THE APEX TIMES
Court narrows Terrifier actress Catherine Corcoran’s claims but keeps fight over 1% profits clause alive
A federal judge ruled that Catherine Corcoran’s breach-of-contract case can proceed, leaving for later a question over whether a deal for 1% of “profits” applies only to the original 2016 film or to the broader Terrifier franchise.
A federal judge in California has narrowed a lawsuit brought by actress Catherine Corcoran, but kept alive her central breach-of-contract claim seeking 1% of profits tied to the Terrifier horror franchise. The dispute turns on how the word “profits” in a backend deal should be interpreted, including whether it covers only the original 2016 film or extends across later franchise revenue, including sequels and related exploitation.
Corcoran, who played Dawn in Terrifier (2016), reached what she says is an agreement entitling her to 1% of profits from Terrifier. According to The Hollywood Reporter, her reading is that the payment should apply to the entire franchise, encompassing subsequent films and other revenue streams tied to the Terrifier intellectual property. The filmmakers’ position, as described by the outlet, is that the clause applies only to the original movie.

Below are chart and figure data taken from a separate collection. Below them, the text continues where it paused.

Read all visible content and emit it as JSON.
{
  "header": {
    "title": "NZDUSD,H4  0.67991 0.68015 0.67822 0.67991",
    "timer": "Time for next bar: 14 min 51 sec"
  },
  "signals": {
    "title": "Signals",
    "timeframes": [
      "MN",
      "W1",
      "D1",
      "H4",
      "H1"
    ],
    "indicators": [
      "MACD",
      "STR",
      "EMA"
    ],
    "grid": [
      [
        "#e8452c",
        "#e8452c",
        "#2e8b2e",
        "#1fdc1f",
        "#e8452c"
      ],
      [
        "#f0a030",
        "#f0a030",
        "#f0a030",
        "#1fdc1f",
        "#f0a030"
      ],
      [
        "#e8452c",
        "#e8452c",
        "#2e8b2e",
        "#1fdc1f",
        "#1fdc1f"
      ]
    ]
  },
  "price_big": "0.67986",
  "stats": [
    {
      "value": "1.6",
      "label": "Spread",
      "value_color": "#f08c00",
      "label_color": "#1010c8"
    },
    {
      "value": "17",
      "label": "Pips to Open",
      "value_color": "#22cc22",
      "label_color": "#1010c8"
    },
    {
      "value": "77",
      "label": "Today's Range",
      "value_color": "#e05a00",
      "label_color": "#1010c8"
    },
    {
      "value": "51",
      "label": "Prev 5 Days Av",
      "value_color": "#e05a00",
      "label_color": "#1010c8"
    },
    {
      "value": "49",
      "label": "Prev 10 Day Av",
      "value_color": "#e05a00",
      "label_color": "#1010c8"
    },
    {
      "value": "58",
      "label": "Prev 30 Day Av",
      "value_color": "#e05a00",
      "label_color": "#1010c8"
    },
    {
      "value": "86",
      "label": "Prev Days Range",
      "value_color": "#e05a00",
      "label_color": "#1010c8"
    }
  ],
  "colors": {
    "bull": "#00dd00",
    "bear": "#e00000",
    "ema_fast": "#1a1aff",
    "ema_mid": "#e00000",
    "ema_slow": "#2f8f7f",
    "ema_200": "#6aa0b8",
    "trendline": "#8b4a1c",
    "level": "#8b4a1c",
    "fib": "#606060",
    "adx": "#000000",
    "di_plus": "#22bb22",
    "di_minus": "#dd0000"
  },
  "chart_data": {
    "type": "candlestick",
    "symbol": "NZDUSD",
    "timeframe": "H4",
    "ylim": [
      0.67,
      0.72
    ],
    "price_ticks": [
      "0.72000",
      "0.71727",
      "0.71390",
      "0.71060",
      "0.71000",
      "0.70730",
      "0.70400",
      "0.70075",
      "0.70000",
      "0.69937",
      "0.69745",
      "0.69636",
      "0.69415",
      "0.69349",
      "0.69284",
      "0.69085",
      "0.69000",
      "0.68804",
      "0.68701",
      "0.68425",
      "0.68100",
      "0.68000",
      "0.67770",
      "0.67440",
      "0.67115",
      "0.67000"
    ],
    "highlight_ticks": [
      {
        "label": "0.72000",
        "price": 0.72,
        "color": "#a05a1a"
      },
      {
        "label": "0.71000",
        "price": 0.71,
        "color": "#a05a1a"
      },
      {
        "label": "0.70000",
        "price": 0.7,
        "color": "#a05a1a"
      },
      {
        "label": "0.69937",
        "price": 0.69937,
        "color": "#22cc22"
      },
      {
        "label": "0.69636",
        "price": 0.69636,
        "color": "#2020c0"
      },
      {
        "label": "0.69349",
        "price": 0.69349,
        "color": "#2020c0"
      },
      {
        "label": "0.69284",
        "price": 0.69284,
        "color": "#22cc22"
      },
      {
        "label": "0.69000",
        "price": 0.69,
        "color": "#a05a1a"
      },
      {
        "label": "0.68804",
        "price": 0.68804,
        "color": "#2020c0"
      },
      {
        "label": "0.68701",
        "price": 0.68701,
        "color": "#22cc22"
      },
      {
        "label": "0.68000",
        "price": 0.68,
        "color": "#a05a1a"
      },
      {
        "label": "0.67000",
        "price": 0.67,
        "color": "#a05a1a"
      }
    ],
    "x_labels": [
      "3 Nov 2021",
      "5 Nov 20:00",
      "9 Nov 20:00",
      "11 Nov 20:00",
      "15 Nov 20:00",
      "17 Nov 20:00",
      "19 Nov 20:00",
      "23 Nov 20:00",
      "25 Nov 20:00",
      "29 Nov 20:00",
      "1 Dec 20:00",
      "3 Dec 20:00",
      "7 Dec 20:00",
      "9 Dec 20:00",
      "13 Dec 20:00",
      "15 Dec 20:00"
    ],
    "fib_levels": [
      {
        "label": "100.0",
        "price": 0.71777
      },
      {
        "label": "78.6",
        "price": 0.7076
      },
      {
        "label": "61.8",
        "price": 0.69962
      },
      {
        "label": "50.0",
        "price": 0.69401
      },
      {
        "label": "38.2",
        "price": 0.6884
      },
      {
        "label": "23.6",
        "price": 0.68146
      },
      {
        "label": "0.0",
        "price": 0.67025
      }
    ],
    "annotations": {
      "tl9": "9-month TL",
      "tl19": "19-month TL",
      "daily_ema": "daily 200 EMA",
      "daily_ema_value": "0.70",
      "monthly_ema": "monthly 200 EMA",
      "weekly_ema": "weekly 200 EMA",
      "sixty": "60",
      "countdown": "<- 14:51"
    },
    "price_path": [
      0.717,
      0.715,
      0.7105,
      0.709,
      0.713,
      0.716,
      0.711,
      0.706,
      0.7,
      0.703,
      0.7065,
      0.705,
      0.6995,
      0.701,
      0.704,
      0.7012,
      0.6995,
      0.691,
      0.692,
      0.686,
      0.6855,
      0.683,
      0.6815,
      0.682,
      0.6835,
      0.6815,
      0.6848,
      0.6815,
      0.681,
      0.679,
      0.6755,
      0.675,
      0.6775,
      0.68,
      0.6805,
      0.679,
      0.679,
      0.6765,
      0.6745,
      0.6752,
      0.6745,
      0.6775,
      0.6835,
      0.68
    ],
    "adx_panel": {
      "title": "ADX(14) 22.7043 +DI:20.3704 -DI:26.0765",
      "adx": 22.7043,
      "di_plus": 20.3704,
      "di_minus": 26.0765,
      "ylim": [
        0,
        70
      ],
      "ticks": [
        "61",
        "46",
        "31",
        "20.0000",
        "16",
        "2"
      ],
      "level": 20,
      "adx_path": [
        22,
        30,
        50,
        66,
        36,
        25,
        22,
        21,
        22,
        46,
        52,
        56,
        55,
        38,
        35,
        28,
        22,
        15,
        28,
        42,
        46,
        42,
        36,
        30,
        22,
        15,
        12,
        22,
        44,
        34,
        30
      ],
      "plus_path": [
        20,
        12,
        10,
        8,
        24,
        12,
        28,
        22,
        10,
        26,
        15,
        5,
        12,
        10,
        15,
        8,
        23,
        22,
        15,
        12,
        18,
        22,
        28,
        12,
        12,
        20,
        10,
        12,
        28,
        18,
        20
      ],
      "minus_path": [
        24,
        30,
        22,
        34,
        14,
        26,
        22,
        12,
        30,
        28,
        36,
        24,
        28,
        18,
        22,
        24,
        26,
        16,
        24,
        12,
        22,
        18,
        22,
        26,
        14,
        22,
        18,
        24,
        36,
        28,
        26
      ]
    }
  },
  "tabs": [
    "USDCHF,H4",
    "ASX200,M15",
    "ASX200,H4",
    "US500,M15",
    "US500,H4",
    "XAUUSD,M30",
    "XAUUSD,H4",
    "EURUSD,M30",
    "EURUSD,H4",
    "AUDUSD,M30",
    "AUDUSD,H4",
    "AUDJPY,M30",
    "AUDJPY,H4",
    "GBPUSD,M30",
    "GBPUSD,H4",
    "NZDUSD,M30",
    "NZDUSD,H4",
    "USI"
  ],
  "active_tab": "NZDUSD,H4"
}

Judge André Birotte rejected a bid by the defendants to dismiss the case at this stage, finding that the contract presents “sufficient ambiguity” that warrants further proceedings. The ruling means Corcoran’s entitlement to a cut of profits from later installments will not be resolved now, and instead will be decided after the parties develop the factual and legal record.
The court’s order comes as the stakes of the dispute have grown with later box office and franchise activity. As reported by The Hollywood Reporter, Corcoran’s claimed 1% share would affect payments tied to Terrifier 2, which the article described as earning about $15 million, and Terrifier 3, which the article said earned roughly $90 million at the box office. The judge’s decision preserved the contract interpretation issue while trimming other parts of Corcoran’s lawsuit.
In arguing that the agreement extended beyond the original film, Corcoran pointed to the timing of payments. The Hollywood Reporter reported that she began receiving payments in 2022, more than seven years after the 2016 deal was reached. Corcoran contended this delay supports an inference that the defendants themselves treated the agreement as covering more than a two-year term limited to the first film.
The same order dismissed one of Corcoran’s additional claims, reported by The Hollywood Reporter as alleging a violation of California’s revenge porn statute related to a nude scene. The article said Birotte dismissed the claim because the production did not obtain Corcoran’s written consent as required by SAG-AFTRA for the exploitation of images from the scene, which she characterized as being filmed without approval to be used. The breach-of-contract dispute, however, remains in play.
Beyond the immediate courtroom question, the case highlights how backend profit clauses and consent requirements for on-camera material can become high-dollar issues in franchised entertainment. The next phase of litigation will focus on what the contract language covers and how the parties account for the relevant revenue tied to the Terrifier releases described in the reporting, while the dismissed statutory claim is no longer part of the federal case.
If the parties do not resolve the matter earlier, further proceedings will determine whether Corcoran is owed money beyond what she has already received. The Hollywood Reporter previously reported that Corcoran’s suit alleged she had been paid roughly $8,300 to date, underscoring that the ongoing dispute is not only about interpretation but also about the size of any additional payments if her broader reading prevails.
Why It Matters
- The ruling keeps an interpretive fight alive over backend “profit” clauses, which can determine whether performers receive compensation tied to later franchise revenue.
- The case affects not just a single film but the possible financial accounting across sequels and related exploitation, depending on what the court ultimately finds the contract covers.
- By rejecting a dismissal at the pleading stage, the judge indicated that factual development and legal interpretation are needed before any final determination of additional profit payments.
- The dismissal of the revenge porn statute claim narrows the litigation, concentrating resources on the contractual issue rather than statutory liability tied to the consent dispute as presented.
Key Facts
- Actress Catherine Corcoran sued over her backend deal for 1% of profits related to the Terrifier franchise.
- A federal judge, André Birotte, denied a request to dismiss the breach-of-contract case, citing ambiguity in the contract’s meaning.
- The dispute centers on whether “profits” in the agreement applies to only the 2016 film or to the whole franchise.
- The court’s ruling preserved the question of whether Corcoran is entitled to a share connected to Terrifier 2 and Terrifier 3 revenue, as described in reporting.
- Corcoran argued that payments beginning in 2022, years after the deal, indicated the contract was understood to cover more than the original film.
- The judge dismissed Corcoran’s separate claim alleging a violation of California’s revenge porn statute tied to a nude scene and consent requirements described as being under SAG-AFTRA rules.
- The federal case is proceeding on the contract interpretation issue while the dismissed statutory claim is not continuing in this matter.